Meine These ist, dass eine verantwortliche Bibelauslegung alle drei Funktionen benötigt: die theologisch-anthropologische, die kritisch-methodische sowie die kontextuell-applikative. Würde eine fehlen, wäre dies hermeneutisch und phänomenologisch defizitär.38 Wie können sie verbunden und aufeinander bezogen werden?
Die kritisch-methodische Funktion der Exegese ist Grundlage wie Handwerk. Hier geht es einmal, wie bereits erwähnt, darum, Anwalt des Textes zu sein, den Text zur Sprache zu bringen, auch in der Vielfalt und Polyvalenz seiner Aussagen, Metaphern, Bildern, Argumentationen und Formen und in seiner Sperrigkeit und Fremdheit. Die Exegese hat sich immer dann als vital erwiesen, wenn sie Methoden nicht dogmatisiert, sondern Neues aufnimmt und integriert; das war bei der alten Formgeschichte und der neueren Sozialgeschichte, bei der alten Redaktionsgeschichte und der neuen Redaktionskritik so, und dies zeichnet, wenn ich recht sehe, auch die gegenwärtig tätige Zunft aus. Alte Einseitigkeiten und Festlegungen auf die eine diachrone oder synchrone Fragestellung gibt es heute nicht mehr39 oder würden als unseriös gelten. Demgegenüber führen neue methodische und theoretische Impulse immer wieder zu innovativen Zugängen und Interpretationen.40
Dieses Interpretationshandwerk ist für die kirchliche Lehre und Predigt, aber ebenso für die Verständigung in interreligiösen und säkularen Kontexten notwendig. Hier wird christliche Religion samt ihrer begründenden Urkunde gezeigt und interpretiert in einer auch für Agnostiker und Atheisten verständlichen Weise. Eine hermeneutica sacra kann es für Verstehen und Auslegen der Bibel nicht geben.

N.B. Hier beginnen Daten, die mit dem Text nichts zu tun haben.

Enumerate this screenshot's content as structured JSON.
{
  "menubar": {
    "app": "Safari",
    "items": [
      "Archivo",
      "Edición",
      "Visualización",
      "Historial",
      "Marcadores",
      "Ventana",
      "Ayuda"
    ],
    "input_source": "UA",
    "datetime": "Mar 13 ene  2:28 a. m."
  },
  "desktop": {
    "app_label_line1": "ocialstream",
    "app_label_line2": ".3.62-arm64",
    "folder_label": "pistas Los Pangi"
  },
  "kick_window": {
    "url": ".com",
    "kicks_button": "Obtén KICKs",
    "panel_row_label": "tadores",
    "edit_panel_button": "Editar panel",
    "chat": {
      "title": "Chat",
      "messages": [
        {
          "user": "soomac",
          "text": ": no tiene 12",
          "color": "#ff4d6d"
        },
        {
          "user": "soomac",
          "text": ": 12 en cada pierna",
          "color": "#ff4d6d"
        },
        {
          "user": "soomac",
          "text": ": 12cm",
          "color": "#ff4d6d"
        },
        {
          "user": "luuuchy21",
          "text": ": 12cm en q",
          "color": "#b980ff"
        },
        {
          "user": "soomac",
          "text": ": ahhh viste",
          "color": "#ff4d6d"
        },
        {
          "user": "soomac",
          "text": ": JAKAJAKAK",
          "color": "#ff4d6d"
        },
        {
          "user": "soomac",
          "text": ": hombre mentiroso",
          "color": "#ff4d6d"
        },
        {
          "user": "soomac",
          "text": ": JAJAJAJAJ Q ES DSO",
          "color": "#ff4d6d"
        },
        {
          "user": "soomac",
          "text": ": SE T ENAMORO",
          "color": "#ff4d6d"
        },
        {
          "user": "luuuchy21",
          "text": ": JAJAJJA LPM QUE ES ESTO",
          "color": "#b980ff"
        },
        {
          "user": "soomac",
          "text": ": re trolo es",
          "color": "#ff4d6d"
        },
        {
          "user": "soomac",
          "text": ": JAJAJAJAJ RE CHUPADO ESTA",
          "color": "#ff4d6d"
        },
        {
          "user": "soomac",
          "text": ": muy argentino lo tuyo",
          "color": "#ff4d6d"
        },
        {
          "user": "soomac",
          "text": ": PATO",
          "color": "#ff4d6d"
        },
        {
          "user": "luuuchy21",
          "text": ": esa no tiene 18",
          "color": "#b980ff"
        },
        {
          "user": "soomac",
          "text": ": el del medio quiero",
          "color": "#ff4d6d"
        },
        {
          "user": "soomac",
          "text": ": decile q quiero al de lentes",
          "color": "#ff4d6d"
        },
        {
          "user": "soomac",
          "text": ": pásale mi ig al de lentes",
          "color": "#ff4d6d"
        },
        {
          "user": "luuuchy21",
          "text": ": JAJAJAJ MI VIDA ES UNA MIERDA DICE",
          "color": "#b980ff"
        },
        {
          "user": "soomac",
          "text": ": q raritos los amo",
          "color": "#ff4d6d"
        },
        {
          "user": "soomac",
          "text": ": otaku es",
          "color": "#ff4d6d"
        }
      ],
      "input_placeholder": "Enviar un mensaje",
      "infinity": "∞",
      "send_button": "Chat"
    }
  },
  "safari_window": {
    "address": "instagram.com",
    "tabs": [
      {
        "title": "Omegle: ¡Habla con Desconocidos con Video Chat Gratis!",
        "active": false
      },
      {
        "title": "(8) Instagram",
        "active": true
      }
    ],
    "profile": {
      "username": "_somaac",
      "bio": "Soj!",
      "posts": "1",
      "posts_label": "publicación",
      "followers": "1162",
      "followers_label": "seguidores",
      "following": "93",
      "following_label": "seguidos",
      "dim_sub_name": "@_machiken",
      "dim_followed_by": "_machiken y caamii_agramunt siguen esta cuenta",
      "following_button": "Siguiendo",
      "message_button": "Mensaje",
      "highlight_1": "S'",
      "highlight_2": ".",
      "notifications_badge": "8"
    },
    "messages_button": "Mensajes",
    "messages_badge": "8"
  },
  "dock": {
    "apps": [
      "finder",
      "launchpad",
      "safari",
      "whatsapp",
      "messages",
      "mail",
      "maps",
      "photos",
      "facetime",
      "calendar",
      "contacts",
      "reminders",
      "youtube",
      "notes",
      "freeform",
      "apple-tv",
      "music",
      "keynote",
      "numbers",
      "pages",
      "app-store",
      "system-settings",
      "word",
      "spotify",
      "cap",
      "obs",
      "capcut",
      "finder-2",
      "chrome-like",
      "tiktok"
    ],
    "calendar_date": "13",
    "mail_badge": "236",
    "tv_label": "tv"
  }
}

Paul Ricoeur hat in seinen Beiträgen zur Hermeneutik gezeigt, dass ein Text nicht eine innere Wahrheit enthält, die hinter dem Text liegt, sondern dass ein Text als Text und vor sich eine Welt entwirft,41 z. B. die erzählte Welt, die auch in ihrer Fremdheit zu begehen und vielleicht zu bewohnen ist. Dabei braucht die Textinterpretation nicht nur Vertrauen in die Tradition (Gadamer), sondern auch Ideologiekritik (Habermas),42 weil sich trotz aller geschichtlich vorgegebenen Sinntradition der Sinn eines Textes und das Verstehen überhaupt nicht immer von selbst versteht und weil es notwendig sein kann, Sachkritik zu üben und – im Streit der Interpretationen – Traditionen zu durchbrechen.

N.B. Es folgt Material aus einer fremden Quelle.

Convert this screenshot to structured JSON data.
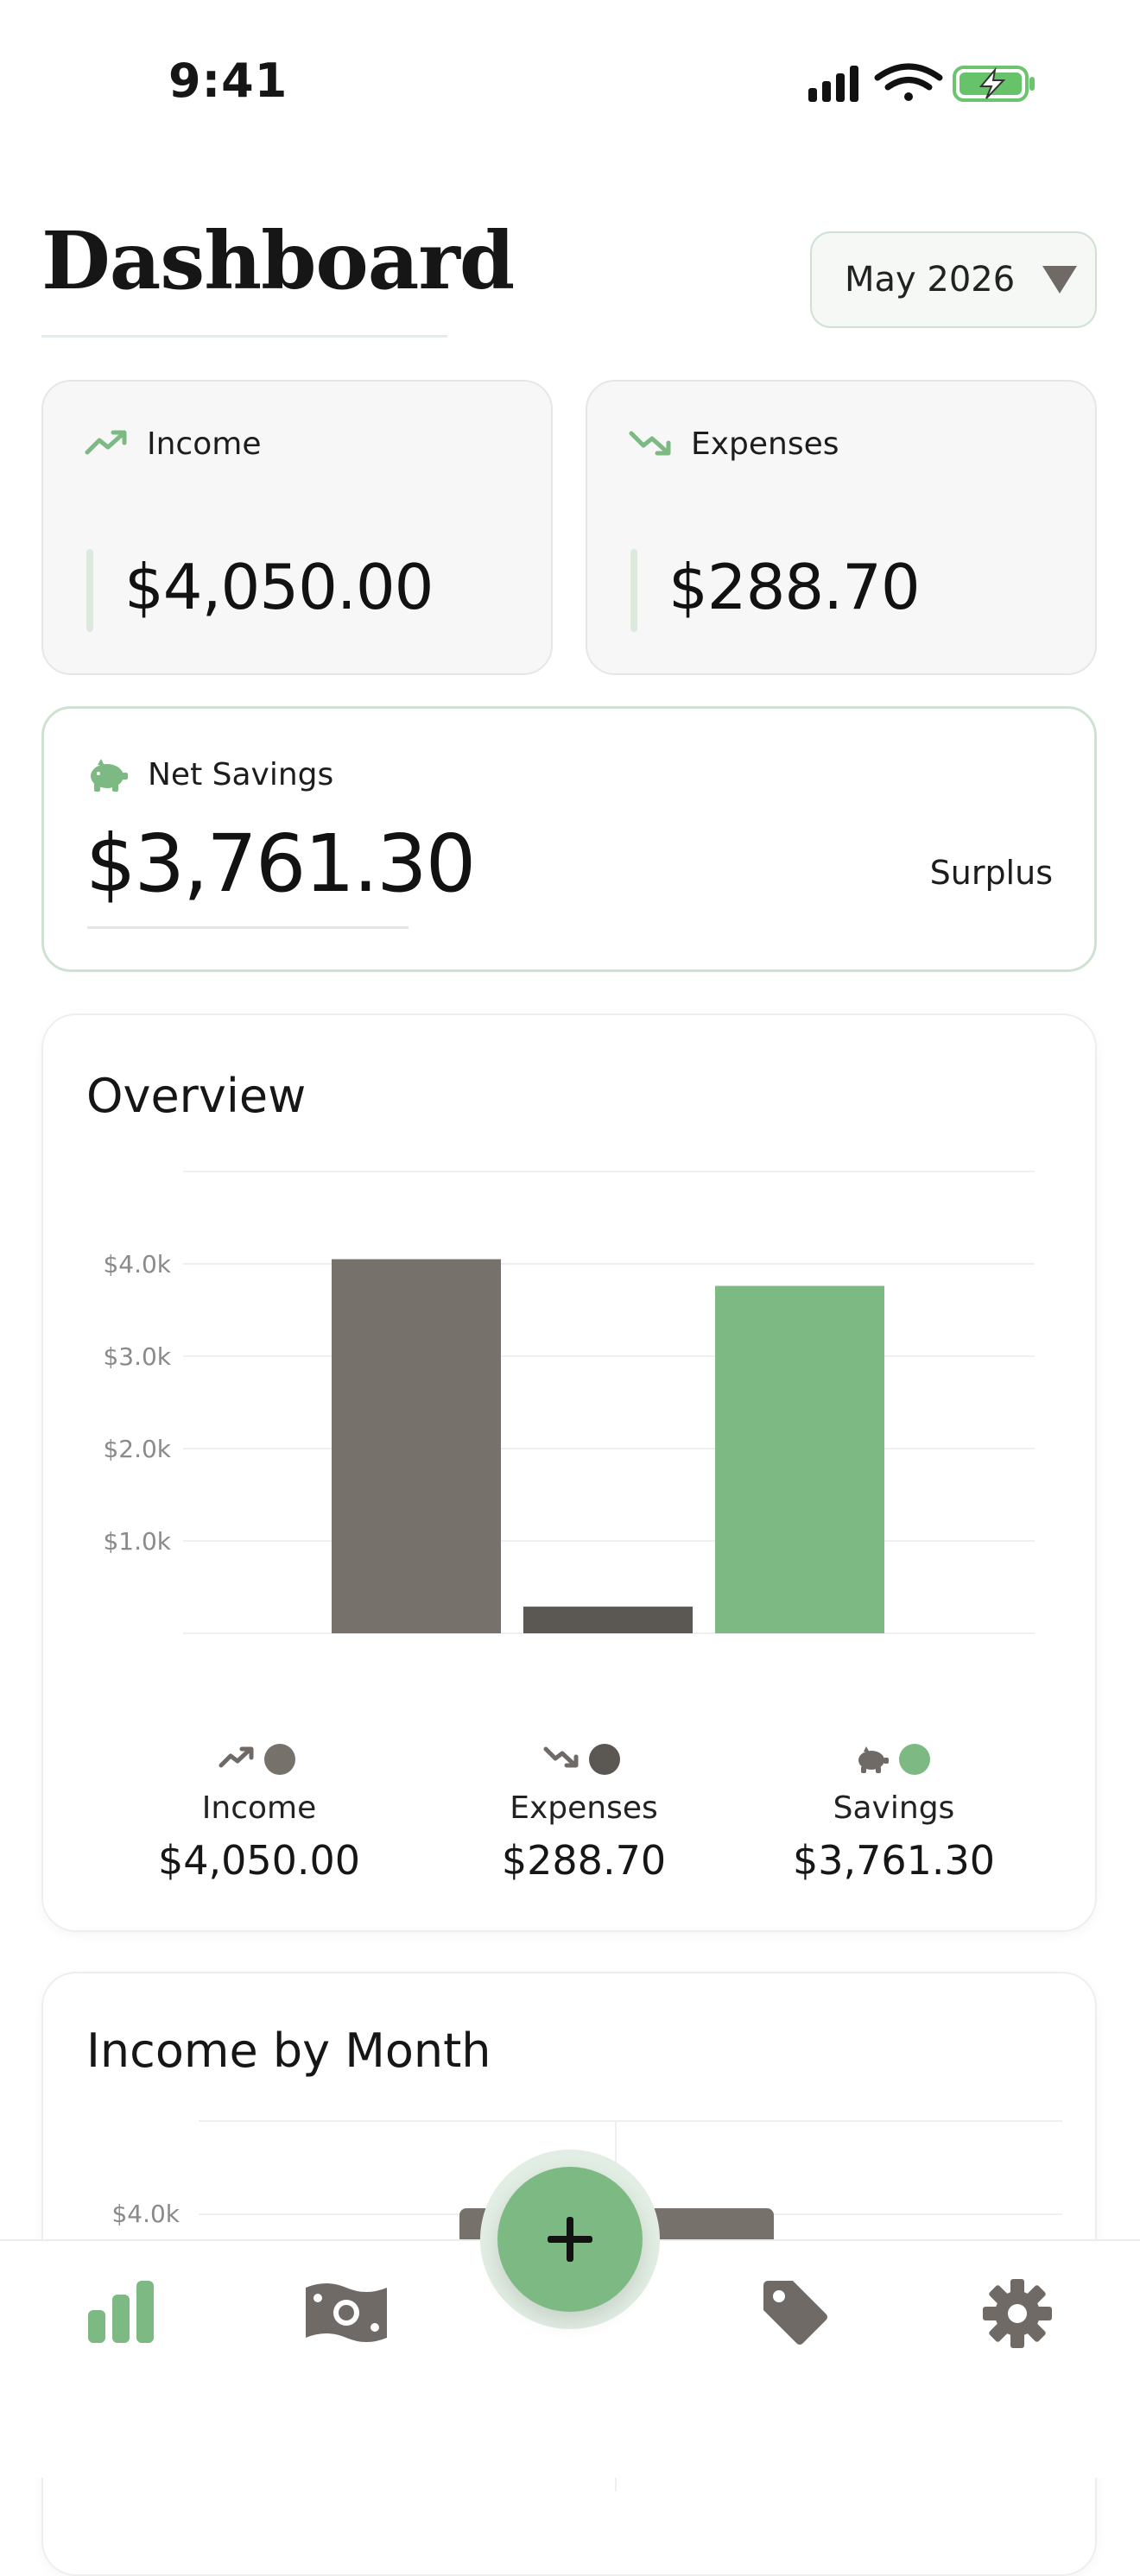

Die schon genannte Vielfalt der Formen systematisiert Ricoeur in narrative, prophetische, vorschreibende, weisheitliche und hymnische Formen und Diskurse;43 sie bilden eine »biblische Polyphonie«,44 die theologisch bedeutsame Unterschiede in der Gottesrelation und -rede zeigt, weil »Struktur und Kerygma einander in jeder Form des Gesagten angeglichen sind«45: Gott wird zuerst genannt als Moment des narrativen Bekenntnisses, also als ein »Er« in der dritten Person;46 in der prophetischen Rede ist Gott als Stimme des Anderen hinter der prophetischen Stimme genannt, also in der »doppelten ersten Person«;47 in der präskriptiven Rede ist Gott als Urheber des Imperativs, das auf ein menschliches »Du« zielt, genannt;48 in der weisheitlichen Rede ist, häufig in Nähe zum narrativen »Er«, die Nennung Gottes wenig personalistisch, sondern sie stellt sich seiner Unbegreiflichkeit und Verborgenheit; in hymnischen Rede »verinnerlicht sich das Verhältnis zu Gott«49 und er wird ein »Du« für das menschliche »Du«.

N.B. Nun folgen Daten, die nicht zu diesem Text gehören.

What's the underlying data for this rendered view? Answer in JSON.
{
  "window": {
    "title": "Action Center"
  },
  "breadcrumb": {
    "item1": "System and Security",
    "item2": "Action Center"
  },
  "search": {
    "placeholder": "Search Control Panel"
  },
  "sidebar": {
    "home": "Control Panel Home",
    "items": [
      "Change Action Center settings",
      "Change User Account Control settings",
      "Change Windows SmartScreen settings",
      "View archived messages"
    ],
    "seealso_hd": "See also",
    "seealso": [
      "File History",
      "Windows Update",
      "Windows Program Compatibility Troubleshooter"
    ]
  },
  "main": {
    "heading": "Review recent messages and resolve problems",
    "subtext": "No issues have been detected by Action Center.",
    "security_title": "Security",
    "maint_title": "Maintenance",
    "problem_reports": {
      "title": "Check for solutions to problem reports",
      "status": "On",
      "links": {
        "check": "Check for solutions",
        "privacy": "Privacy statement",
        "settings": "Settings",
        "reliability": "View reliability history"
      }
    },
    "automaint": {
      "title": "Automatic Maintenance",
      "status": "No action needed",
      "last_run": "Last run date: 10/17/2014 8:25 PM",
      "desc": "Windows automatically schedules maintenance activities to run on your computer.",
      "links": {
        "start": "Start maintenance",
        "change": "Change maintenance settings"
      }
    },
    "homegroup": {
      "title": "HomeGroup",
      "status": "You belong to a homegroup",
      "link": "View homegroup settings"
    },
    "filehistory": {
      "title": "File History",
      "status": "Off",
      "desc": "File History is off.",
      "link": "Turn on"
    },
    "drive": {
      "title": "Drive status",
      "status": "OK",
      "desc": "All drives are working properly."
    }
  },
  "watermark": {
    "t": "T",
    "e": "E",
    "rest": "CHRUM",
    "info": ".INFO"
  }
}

In der Reflexion dieser biblischen Diskurse, die noch stärker und intensiver auf ihre Interferenzen untersucht werden können und zu denen auch noch die »Grenzausdrücke« (z. B. Paradox, Hyperbel, Überzogenheit, unnennbarer Gottesname) gehören, die eine Gottesrede via eminentiae öffnen,50 so zeigt sich eine überzeugende Möglichkeit, nicht nur Textinterpretation, sondern theologische Textinterpretation im Kontext biblischer Vielfalt zu betreiben.51
Ricoeur erkennt in der Textinterpretation außerdem eine notwendige Distanzierung gegenüber vorschnellen Hoffnungen auf Horizontverschmelzungen.52 Texterklärungen können distanzieren, aber sie schützen dadurch auch vor Vereinnahmungen und sie halten die semiotische Einsicht aufrecht, dass das Zeichen nicht einfach das Bezeichnete abbildet und dass die Referenzrelation – stärker im Text als in der Rede – unterbrochen sein kann. Für die neutestamentliche Hermeneutik hat daher Hans Weder die treffende Metapher vom Text als dem »fremden Gast« geprägt,53 den auch Predigende in ihrer Vorbereitung als Gegenüber willkommen heißen sollen. In dieser Weise gewinnt die kritischmethodische Funktion der Exegese eine notwendige und konstruktive Ausprägung.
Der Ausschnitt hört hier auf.